Controlling the robots of Web search engines
Abstract
Robots are deployed by a Web search engine for collecting information from different Web servers in order to maintain the currency of its data base of Web pages. In this paper, we investigate the number of robots to be used by a search engine so as to maximize the currency of the data base without putting an unnecessary load on the network. We adopt a finite-buffer queueing model to represent the system. The arrivals to the queueing system are Web pages brought by the robots; service corresponds to the indexing of these pages. Good performance requires that the number of robots, and thus the arrival rate of the queueing system, be chosen so that the indexing queue is rarely starved or saturated.
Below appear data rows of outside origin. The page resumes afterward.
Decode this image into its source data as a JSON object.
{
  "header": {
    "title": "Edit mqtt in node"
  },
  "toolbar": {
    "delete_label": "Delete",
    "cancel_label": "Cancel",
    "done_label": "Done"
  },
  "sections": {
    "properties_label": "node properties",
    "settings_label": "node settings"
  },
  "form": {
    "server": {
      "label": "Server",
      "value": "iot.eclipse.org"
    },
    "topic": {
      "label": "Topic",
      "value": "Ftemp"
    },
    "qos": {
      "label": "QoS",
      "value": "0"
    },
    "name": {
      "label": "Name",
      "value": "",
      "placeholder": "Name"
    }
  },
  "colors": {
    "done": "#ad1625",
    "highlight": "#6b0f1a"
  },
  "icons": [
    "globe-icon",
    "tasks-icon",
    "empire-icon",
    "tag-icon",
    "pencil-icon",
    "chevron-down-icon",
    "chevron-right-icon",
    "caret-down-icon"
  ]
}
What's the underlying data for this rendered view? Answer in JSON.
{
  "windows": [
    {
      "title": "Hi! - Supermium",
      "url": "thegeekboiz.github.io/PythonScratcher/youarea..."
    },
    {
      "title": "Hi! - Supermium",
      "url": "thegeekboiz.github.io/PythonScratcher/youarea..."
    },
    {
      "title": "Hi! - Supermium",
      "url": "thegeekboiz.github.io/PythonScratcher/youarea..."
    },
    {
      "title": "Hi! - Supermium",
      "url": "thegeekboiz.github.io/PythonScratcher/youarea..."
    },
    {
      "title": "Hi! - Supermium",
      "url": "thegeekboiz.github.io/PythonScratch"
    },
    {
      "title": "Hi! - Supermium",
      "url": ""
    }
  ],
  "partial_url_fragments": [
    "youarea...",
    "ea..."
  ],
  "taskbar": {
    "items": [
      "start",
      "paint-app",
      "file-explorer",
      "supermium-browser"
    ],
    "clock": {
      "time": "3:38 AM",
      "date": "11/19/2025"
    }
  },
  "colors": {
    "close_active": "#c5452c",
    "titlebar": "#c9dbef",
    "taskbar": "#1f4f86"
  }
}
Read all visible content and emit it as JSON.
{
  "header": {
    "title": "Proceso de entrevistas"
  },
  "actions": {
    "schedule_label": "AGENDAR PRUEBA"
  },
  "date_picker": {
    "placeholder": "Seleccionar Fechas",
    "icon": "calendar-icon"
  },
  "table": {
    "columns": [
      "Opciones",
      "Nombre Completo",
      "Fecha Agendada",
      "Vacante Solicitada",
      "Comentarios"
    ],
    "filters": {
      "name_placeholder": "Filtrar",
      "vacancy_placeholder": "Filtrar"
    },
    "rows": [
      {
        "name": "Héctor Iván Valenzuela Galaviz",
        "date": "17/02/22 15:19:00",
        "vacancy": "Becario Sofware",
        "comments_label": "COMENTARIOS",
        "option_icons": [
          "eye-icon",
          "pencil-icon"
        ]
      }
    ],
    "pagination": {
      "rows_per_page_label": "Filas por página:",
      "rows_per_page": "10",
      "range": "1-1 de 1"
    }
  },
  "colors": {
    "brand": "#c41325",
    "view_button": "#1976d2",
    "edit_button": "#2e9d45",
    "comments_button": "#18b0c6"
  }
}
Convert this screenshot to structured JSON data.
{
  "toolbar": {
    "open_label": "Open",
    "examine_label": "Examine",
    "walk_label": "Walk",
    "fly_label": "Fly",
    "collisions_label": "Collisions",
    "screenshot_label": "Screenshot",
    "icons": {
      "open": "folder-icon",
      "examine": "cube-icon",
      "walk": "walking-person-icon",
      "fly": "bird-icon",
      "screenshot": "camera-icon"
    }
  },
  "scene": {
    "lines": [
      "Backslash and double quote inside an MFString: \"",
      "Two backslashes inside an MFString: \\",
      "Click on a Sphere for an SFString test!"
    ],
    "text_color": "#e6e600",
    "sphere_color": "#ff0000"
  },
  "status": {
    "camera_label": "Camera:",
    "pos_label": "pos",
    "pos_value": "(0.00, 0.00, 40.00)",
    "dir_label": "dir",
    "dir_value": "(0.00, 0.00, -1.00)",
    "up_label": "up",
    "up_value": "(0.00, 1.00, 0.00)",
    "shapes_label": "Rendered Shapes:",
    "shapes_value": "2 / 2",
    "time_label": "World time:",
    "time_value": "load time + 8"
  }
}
Thus, we formulate a multi-criteria stochastic optimization problem with the loss rate and empty-buffer probability being the criteria. We take the common approach of reducing the problem to one with a single objective that is a linear function of the given criteria. Both static and dynamic policies can be consid ered. In the static setting the number of robots is held fixed; in the dynamic setting robots may be re-activated/de-activated as a function of the state. Under the assumption that arrivals form a Poisson process and that service times are independent and exponentially distributed random variables, we determine an optimal decision rule for the dynamic setting, i.e., a rule that varies the number of robots in such a way as to minimize a given linear function of the loss rate and empty-buffer probability. Our results are compared with known results for the static case. A numerical study indicates that substantial gains can be achieved by dynamically controlling the activity of the robots.